Every record is individually addressable — with its own ID, category, and soft-delete lifecycle. One bad write doesn't poison everything. Compare that to flat files: if your agent writes incorrect info to MEMORY.md during one session, every future session inherits the mistake — fruit of the poisonous tree, compounding forever. With ShadowDB, you fix, update, or delete individual memories without touching anything else.

The tradeoff: what needs to be always-on?

There's a catch. Searchable memory is pull-based — the agent has to think to search. On the very first turn of a conversation, before the model has any context, it doesn't know what to search for. And some rules are so critical they can't wait for the model to think of them:

  • Core identity — "You are Shadow, Alex's AI assistant" needs to be there from word one. The model can't search for its own name before it knows its name.
  • Safety rails — "Never send emails without confirmation" can't be retrieved after the model already sent the email.
  • Behavioral constraints — tone, persona, hard-no rules. These need to be loaded before the first token is generated, not after.

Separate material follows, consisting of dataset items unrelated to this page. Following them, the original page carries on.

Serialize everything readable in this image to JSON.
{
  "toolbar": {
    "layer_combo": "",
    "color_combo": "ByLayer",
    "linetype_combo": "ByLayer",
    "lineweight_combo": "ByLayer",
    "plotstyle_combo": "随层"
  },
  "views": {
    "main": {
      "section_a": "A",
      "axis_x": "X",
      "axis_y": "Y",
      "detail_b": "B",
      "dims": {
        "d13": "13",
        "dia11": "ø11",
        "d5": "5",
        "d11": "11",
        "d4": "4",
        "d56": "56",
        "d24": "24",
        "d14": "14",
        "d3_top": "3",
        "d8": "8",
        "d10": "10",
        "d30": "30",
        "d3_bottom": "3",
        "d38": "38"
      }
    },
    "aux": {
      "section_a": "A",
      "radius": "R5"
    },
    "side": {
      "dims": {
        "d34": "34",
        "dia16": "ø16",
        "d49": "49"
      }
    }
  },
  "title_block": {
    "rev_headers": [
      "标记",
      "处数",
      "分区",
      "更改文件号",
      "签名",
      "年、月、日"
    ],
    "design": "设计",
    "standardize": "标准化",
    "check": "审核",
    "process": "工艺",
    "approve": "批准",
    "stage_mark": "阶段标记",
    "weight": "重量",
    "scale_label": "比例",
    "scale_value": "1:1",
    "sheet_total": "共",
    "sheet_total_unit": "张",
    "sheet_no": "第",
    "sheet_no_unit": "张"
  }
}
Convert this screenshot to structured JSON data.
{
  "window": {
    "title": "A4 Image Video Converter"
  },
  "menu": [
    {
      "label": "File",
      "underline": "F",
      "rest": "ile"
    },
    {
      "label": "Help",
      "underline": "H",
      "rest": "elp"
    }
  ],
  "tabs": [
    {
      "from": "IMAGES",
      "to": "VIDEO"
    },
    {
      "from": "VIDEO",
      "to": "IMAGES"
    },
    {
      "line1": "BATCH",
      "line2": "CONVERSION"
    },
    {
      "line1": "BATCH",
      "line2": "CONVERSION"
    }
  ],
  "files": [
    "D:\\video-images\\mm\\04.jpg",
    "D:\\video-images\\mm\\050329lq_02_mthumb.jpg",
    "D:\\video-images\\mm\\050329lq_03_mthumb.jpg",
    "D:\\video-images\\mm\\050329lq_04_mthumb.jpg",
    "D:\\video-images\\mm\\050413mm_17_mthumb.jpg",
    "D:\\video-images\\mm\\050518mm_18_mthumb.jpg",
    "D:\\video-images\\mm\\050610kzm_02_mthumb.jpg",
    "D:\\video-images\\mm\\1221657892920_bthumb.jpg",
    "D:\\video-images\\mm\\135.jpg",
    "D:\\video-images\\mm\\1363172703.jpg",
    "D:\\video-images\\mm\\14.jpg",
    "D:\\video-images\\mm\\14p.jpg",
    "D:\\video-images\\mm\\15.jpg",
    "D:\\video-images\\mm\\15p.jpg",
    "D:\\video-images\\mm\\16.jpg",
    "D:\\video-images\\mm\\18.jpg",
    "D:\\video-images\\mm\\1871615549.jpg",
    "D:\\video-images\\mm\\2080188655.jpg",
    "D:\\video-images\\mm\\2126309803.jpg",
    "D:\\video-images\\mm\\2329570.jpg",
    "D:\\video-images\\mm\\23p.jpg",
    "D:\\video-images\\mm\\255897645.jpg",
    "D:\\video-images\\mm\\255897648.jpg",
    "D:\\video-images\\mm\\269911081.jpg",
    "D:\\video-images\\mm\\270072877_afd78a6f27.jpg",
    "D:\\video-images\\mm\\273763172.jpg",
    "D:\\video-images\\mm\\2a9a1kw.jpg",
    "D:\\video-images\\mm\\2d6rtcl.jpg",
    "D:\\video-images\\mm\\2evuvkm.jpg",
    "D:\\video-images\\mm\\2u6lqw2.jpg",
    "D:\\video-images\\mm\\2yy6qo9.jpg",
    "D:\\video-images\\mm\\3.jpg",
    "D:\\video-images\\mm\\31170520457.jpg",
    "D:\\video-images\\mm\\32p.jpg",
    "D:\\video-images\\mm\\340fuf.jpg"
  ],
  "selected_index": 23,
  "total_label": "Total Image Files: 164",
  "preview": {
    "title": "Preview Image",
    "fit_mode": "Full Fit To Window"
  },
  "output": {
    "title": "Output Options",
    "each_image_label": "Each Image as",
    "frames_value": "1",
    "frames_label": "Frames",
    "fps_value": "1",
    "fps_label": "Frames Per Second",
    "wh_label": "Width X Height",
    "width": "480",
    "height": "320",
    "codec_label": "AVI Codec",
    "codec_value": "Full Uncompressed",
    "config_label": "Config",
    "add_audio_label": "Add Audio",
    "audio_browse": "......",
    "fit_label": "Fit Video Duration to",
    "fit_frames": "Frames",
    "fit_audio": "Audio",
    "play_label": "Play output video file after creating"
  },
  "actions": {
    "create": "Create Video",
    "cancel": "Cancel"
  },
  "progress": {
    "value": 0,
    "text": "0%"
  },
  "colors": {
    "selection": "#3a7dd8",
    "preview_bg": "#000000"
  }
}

This is what the primer table is for. It's a small, curated set of non-negotiable context that gets injected before the agent runs — your agent's true core identity, the rules that can never be late.

The recommended approach: both.

  • Import your full identity corpus as memories (searchable, rich, deep).
  • Put only the irreducible core in the primer table (identity, safety, hard constraints).
  • Everything else — preferences, behavioral nuance, learned lessons, project context — lives in searchable memory where it's pulled on demand.

Think of it like human cognition: you don't consciously recite your entire life history before answering a question. You have a small set of always-on identity ("I'm Alex, I live in Austin, I have a daughter") and a vast searchable memory of everything else. The primer is the always-on identity. memory_search is everything else.

Here's the question: if the agent violates this rule before it has a chance to search, is that a problem?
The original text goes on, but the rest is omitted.